Review the “mobile usability report” in Webmaster Tools, located within the “Search Traffic” group. This example shows a responsive site with no usability errors.
This dedicated mobile site has issues on some pages.
You can drill into the report to identify which pages have problems, and hopefully resolve them.
If you determine that your site is set up for mobile device use, concentrate on using Webmaster Tools to identify and mitigate potential issues. Get familiar with what Google considers “mobile-friendly,” including but not limited to factors like:
- Page load times;
- Appropriate font size;
- Avoidance of flash and other non-mobile software;
- Generous spacing between links, to ensure accurate clicks;
Most page-specific issues should have a straightforward resolution.
If you are starting from scratch, look at other key data to inform the planning of your mobile-friendly site.
Review Current Search Performance
Use Google Analytics and Webmaster Tools to get information about how mobile users reach and interact with your site.
If you prefer to use a responsive design, you won’t need to pick and choose pages to optimize for mobile because the entire content of the site will be available by default.
For a dedicated mobile site, decisions will have to be made about which pages to prioritize, especially if it is a stopgap measure on the road to achieving a fully mobile-responsive web design.
Percentage of Traffic From Mobile Devices
It’s a good idea to get a high-level picture of how much mobile device traffic your site receives, as it can be a first indicator of how pressing the issue of mobile-friendliness is for your website.
Navigate to the Mobile Overview report in Google Analytics and note the percentage of traffic coming from mobile devices. Compare a one-year timeframe to the previous year to get an idea how much the mobile share of your traffic has grown. The more traffic you see from mobile devices, the more critical it is to get your mobile-friendly site up and running quickly.
Top Mobile Landing Pages
Check out the Landing Pages report in Google Analytics, applying a “Mobile Users” advanced segment, which tells you what pages on your website that mobile searchers access first.
You will want to “mobilize” these pages, including them in the development of your standalone mobile site.

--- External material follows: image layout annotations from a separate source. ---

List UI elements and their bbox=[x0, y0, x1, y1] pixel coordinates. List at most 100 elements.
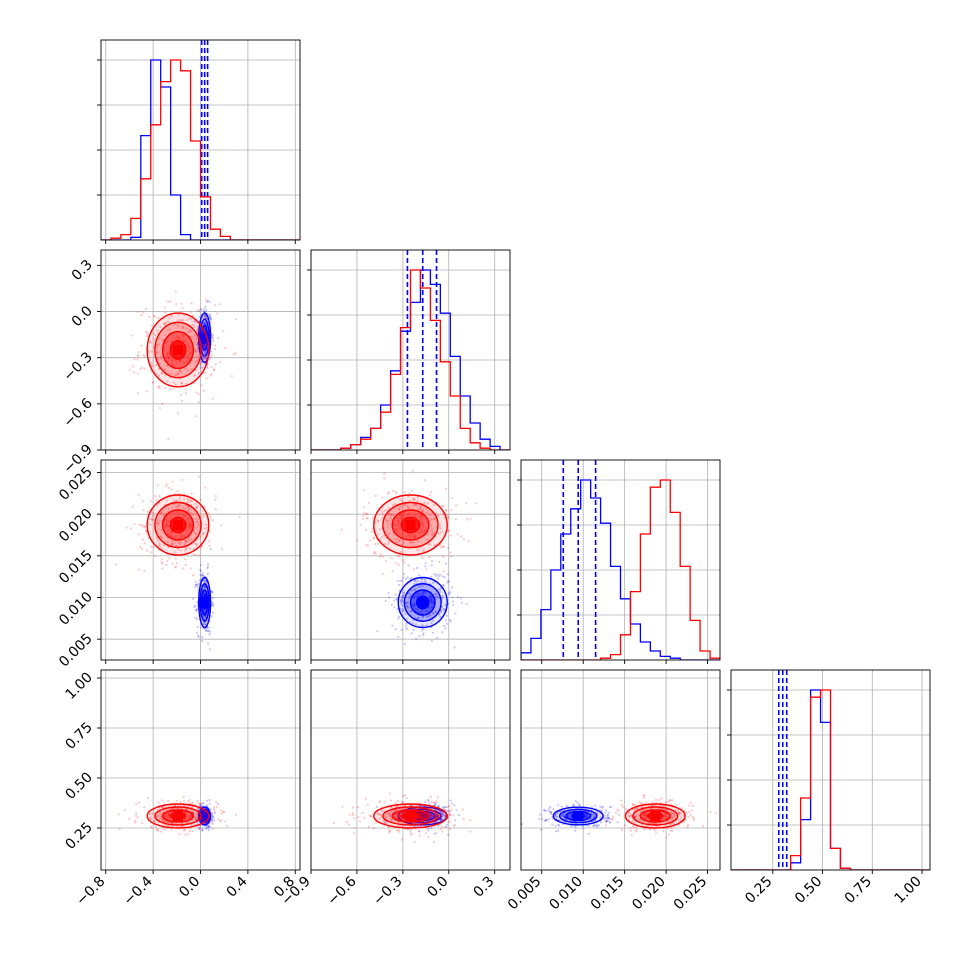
scatter-point bbox=[419, 507, 422, 510]
scatter-point bbox=[440, 819, 443, 822]
scatter-point bbox=[170, 535, 173, 538]
scatter-point bbox=[620, 799, 623, 802]
scatter-point bbox=[175, 505, 179, 508]
scatter-point bbox=[212, 806, 216, 809]
scatter-point bbox=[544, 809, 547, 813]
scatter-point bbox=[379, 813, 382, 816]
scatter-point bbox=[418, 574, 421, 577]
scatter-point bbox=[611, 818, 614, 821]
scatter-point bbox=[210, 615, 213, 618]
contour-line bbox=[199, 318, 210, 357]
scatter-point bbox=[442, 570, 446, 573]
scatter-point bbox=[417, 617, 420, 620]
scatter-point bbox=[587, 815, 590, 818]
scatter-point bbox=[443, 814, 447, 818]
scatter-point bbox=[385, 518, 388, 522]
scatter-point bbox=[208, 626, 211, 629]
scatter-point bbox=[543, 819, 546, 822]
scatter-point bbox=[423, 578, 427, 582]
scatter-point bbox=[446, 809, 449, 812]
scatter-point bbox=[398, 532, 402, 535]
scatter-point bbox=[196, 813, 199, 816]
scatter-point bbox=[222, 810, 225, 813]
scatter-point bbox=[204, 615, 208, 618]
scatter-point bbox=[435, 636, 439, 639]
scatter-point bbox=[424, 562, 427, 565]
scatter-point bbox=[445, 508, 448, 511]
scatter-point bbox=[195, 533, 198, 536]
scatter-point bbox=[675, 803, 678, 806]
scatter-point bbox=[179, 532, 183, 535]
scatter-point bbox=[406, 601, 410, 604]
scatter-point bbox=[414, 589, 417, 592]
scatter-point bbox=[238, 515, 241, 519]
scatter-point bbox=[394, 490, 397, 494]
scatter-point bbox=[401, 838, 404, 841]
scatter-point bbox=[367, 825, 370, 829]
scatter-point bbox=[203, 505, 206, 508]
scatter-point bbox=[213, 368, 216, 371]
scatter-point bbox=[442, 545, 445, 548]
scatter-point bbox=[439, 543, 442, 546]
scatter-point bbox=[422, 813, 426, 817]
scatter-point bbox=[393, 606, 396, 609]
scatter-point bbox=[185, 539, 188, 543]
scatter-point bbox=[406, 628, 409, 631]
scatter-point bbox=[632, 803, 636, 806]
scatter-point bbox=[167, 824, 170, 828]
scatter-point bbox=[671, 815, 675, 818]
contour-line bbox=[146, 494, 210, 556]
scatter-point bbox=[432, 814, 435, 818]
scatter-point bbox=[421, 521, 424, 524]
scatter-point bbox=[235, 813, 238, 816]
scatter-point bbox=[193, 532, 197, 535]
scatter-point bbox=[443, 624, 446, 628]
contour-line bbox=[199, 583, 210, 622]
scatter-point bbox=[419, 593, 422, 596]
scatter-point bbox=[182, 360, 186, 364]
scatter-point bbox=[167, 353, 171, 356]
scatter-point bbox=[179, 510, 182, 513]
scatter-point bbox=[390, 603, 393, 606]
scatter-point bbox=[175, 334, 178, 338]
scatter-point bbox=[397, 812, 400, 815]
scatter-point bbox=[407, 606, 410, 609]
scatter-point bbox=[173, 381, 176, 384]
scatter-point bbox=[207, 825, 210, 829]
scatter-point bbox=[677, 811, 680, 815]
scatter-point bbox=[352, 813, 355, 817]
scatter-point bbox=[410, 610, 413, 613]
scatter-point bbox=[416, 824, 419, 828]
scatter-point bbox=[207, 563, 210, 566]
scatter-point bbox=[156, 385, 160, 389]
scatter-point bbox=[177, 372, 180, 375]
scatter-point bbox=[141, 311, 145, 314]
scatter-point bbox=[420, 578, 423, 581]
scatter-point bbox=[642, 794, 645, 797]
scatter-point bbox=[572, 804, 575, 807]
scatter-point bbox=[614, 811, 618, 814]
scatter-point bbox=[400, 579, 404, 582]
scatter-point bbox=[419, 804, 422, 807]
scatter-point bbox=[217, 336, 220, 339]
scatter-point bbox=[163, 512, 166, 516]
scatter-point bbox=[332, 821, 335, 825]
scatter-point bbox=[209, 515, 212, 518]
scatter-point bbox=[397, 507, 401, 511]
scatter-point bbox=[187, 821, 190, 824]
scatter-point bbox=[158, 387, 161, 390]
scatter-point bbox=[150, 364, 153, 368]
scatter-point bbox=[569, 824, 572, 828]
panel-1-0 bbox=[97, 249, 301, 454]
scatter-point bbox=[363, 489, 366, 492]
scatter-point bbox=[162, 515, 165, 518]
scatter-point bbox=[193, 382, 196, 385]
scatter-point bbox=[393, 527, 397, 531]
scatter-point bbox=[192, 573, 195, 577]
scatter-point bbox=[201, 802, 204, 806]
scatter-point bbox=[361, 517, 365, 520]
histogram-blue bbox=[521, 479, 720, 660]
scatter-point bbox=[420, 581, 423, 584]
scatter-point bbox=[405, 617, 408, 620]
scatter-point bbox=[180, 319, 183, 323]
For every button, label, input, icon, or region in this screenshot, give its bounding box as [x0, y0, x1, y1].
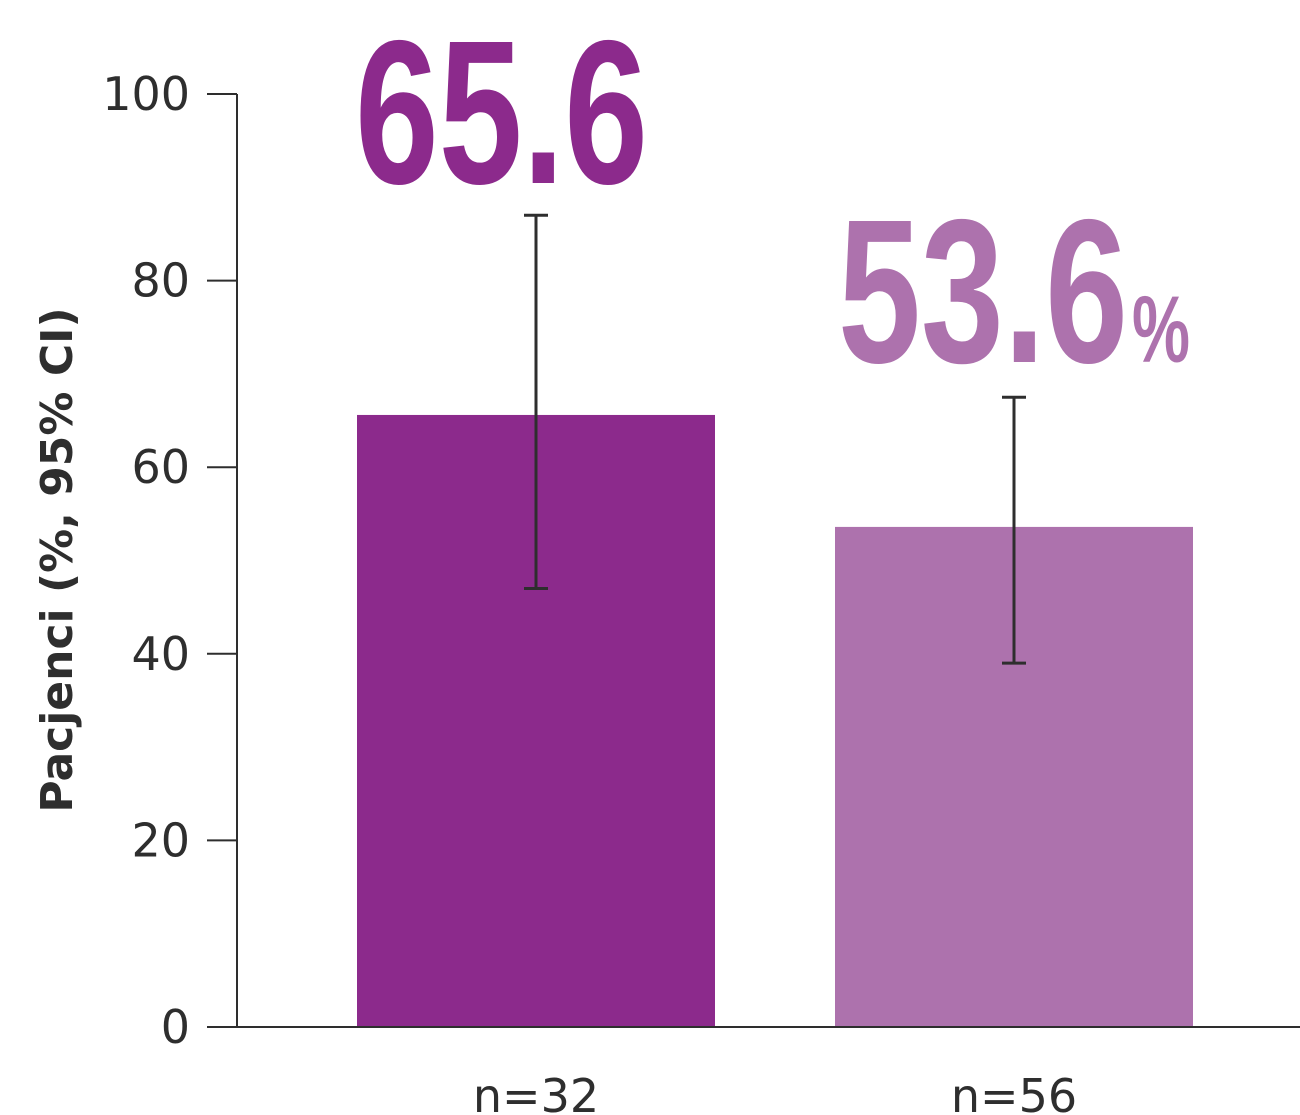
y-tick-label-80: 80: [131, 254, 190, 308]
error-bar-2: [1002, 395, 1026, 665]
error-bars: [524, 213, 1026, 665]
category-label-1: n=32: [473, 1069, 599, 1115]
y-axis: 0 20 40 60 80 100: [102, 67, 238, 1054]
y-tick-label-40: 40: [131, 627, 190, 681]
y-tick-label-0: 0: [161, 1000, 190, 1054]
y-tick-label-60: 60: [131, 440, 190, 494]
error-bar-1: [524, 213, 548, 590]
value-labels: 65.6 53.6%: [355, 0, 1190, 406]
y-axis-title: Pacjenci (%, 95% CI): [32, 307, 83, 812]
category-label-2: n=56: [951, 1069, 1077, 1115]
value-label-1: 65.6: [355, 0, 648, 227]
y-tick-label-20: 20: [131, 813, 190, 867]
x-axis: n=32 n=56: [237, 1026, 1300, 1115]
bars: [357, 414, 1193, 1027]
value-label-2: 53.6: [838, 177, 1128, 406]
y-tick-label-100: 100: [102, 67, 190, 121]
value-unit-2: %: [1132, 277, 1190, 383]
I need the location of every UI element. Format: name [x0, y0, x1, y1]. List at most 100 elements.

They already perform well in search engines, and you should try to preserve that equity.
Local Search Landing Pages
Many local businesses use geographically targeted landing pages in their SEO campaigns (i.e., Houston, TX Veterinarian; Dallas, TX Veterinarian, etc.). Configure a mobile-friendly version of each page of this type on your site.
The newest data indicates that 50 percent of all local searches — searches with the form “city + keyword” — are performed on mobile devices, so make sure your local pages show up for searchers on the go.
Also, make certain that you maintain NAP (name address, place) consistency across your mobile site, the same as you would for your desktop site. Mentioning these three items where appropriate will help Google show a useful click-to-call excerpt from your site in search results.
Creating Your Roadmap
At this point, you should have collected a list of the most important pages on your website to show mobile visitors. Your list should include your primary content pages, about us page, contact page, top mobile landing pages, and your local search landing pages.
In building these pages for the new site, use Google’s “Avoid common mistakes” guide for mobile SEO” to assure you’re staying in line with best practices throughout development.